On February 28th, 2015 the Palm Springs Air Museum in California publically unveiled their North American P-51D Mustang “Bunny” (44-7490) after 14 months of restoration and sporting a Tuskagee Airmen “Red Tails” scheme and new nose art of that flown in World War Two by Lieutenant Colonel Bob Friend (a patron of the museum) whilst stationed in Europe with the USAAF 332nd Fighter Group. Tuskagee Airmen was the famed name given to the first group of black American pilots and crews in the USAAF in World War Two. Back then it was certainly a different time and the almost 1,000 pilots and 15,000 ground personnel were trained separately from white pilots in Tuskagee, Alabama.
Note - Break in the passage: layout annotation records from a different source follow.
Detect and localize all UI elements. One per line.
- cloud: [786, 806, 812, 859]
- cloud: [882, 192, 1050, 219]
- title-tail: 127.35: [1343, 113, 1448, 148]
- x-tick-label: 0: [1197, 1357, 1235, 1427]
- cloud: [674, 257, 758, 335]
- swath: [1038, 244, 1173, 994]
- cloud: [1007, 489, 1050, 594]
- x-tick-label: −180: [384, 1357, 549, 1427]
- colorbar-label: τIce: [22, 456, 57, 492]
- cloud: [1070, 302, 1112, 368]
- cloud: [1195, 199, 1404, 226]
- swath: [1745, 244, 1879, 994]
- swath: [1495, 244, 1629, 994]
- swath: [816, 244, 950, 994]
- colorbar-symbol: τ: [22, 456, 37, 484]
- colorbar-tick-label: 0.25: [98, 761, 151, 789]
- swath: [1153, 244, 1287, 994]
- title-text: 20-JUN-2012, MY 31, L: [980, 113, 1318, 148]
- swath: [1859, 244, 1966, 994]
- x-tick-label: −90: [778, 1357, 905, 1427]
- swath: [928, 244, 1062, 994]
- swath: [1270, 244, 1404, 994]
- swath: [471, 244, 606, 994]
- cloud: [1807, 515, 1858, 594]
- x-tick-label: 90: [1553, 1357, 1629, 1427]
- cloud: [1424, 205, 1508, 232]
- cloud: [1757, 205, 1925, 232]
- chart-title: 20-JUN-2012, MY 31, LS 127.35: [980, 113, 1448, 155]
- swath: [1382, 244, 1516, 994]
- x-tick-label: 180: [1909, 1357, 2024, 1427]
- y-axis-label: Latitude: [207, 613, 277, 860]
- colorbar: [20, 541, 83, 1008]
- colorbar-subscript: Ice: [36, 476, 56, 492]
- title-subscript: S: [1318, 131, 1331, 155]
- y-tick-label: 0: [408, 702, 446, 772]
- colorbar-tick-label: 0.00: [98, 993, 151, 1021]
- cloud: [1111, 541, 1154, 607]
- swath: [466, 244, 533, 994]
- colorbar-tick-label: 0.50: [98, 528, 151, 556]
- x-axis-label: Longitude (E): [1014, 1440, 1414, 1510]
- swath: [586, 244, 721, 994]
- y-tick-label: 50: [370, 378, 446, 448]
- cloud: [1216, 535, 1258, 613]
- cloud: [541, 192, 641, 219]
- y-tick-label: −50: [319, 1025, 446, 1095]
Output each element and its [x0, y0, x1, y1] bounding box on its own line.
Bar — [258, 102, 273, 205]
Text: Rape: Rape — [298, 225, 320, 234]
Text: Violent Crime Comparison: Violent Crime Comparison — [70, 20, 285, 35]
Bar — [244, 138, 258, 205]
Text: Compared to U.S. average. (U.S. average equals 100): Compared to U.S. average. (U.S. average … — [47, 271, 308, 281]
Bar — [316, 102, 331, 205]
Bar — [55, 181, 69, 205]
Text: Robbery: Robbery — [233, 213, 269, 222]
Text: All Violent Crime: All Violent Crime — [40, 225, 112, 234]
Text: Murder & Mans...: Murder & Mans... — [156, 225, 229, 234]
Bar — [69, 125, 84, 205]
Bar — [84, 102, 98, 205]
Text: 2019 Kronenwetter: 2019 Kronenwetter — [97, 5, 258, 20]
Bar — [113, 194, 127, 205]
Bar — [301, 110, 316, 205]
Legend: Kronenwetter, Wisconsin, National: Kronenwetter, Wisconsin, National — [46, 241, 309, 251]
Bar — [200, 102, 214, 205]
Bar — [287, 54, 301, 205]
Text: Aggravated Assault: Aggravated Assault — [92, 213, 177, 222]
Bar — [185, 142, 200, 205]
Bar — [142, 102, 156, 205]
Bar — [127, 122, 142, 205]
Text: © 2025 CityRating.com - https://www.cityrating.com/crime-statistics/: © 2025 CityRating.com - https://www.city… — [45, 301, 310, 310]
These brave men went on to fly 15,500 sorties and earn 150 Distinguished Flying Crosses during the war (the segregation of the United States military did not end until 1948).
I couldn’t make that unveiling but I did get a lucky sneak peek the day before when the P-51D was temporarily outside the hangar in the bright California sunshine. The fighter looked fantastic, as did the “Bunny” nose art!
Warbird News reports that this P-51D was built in 1945 but did not see combat in World War Two. Post war it ended up in the service of the Royal Canadian Air Force Number 402 “City of Winnipeg” Squadron and had the RCAF serial number 9273 (also flown with squadron code AC 273).
Mustang’s served in RCAF auxiliary squadrons until 1956. This one was damaged in a belly landing crash in a farmer’s field during Canadian service in the 1950’s. She was put into storage and later sold to private owners in the United States. From the records of Canadian Wings, the aircraft was with the RCAF from January 11th, 1951 to May 14th, 1959 (including time in storage). .
At some stage the P-51D was put back into flying condition and after changing hands a few times was purchased by the Palm Springs Air Museum in 1990. The museum flew her until 2002, when maintenance issues forced her to be grounded again. It was not until post restoration that she took to the skies again on February 9th, 2015. That’s one long hiatus from flying and it is great to the P-51D back where it belongs!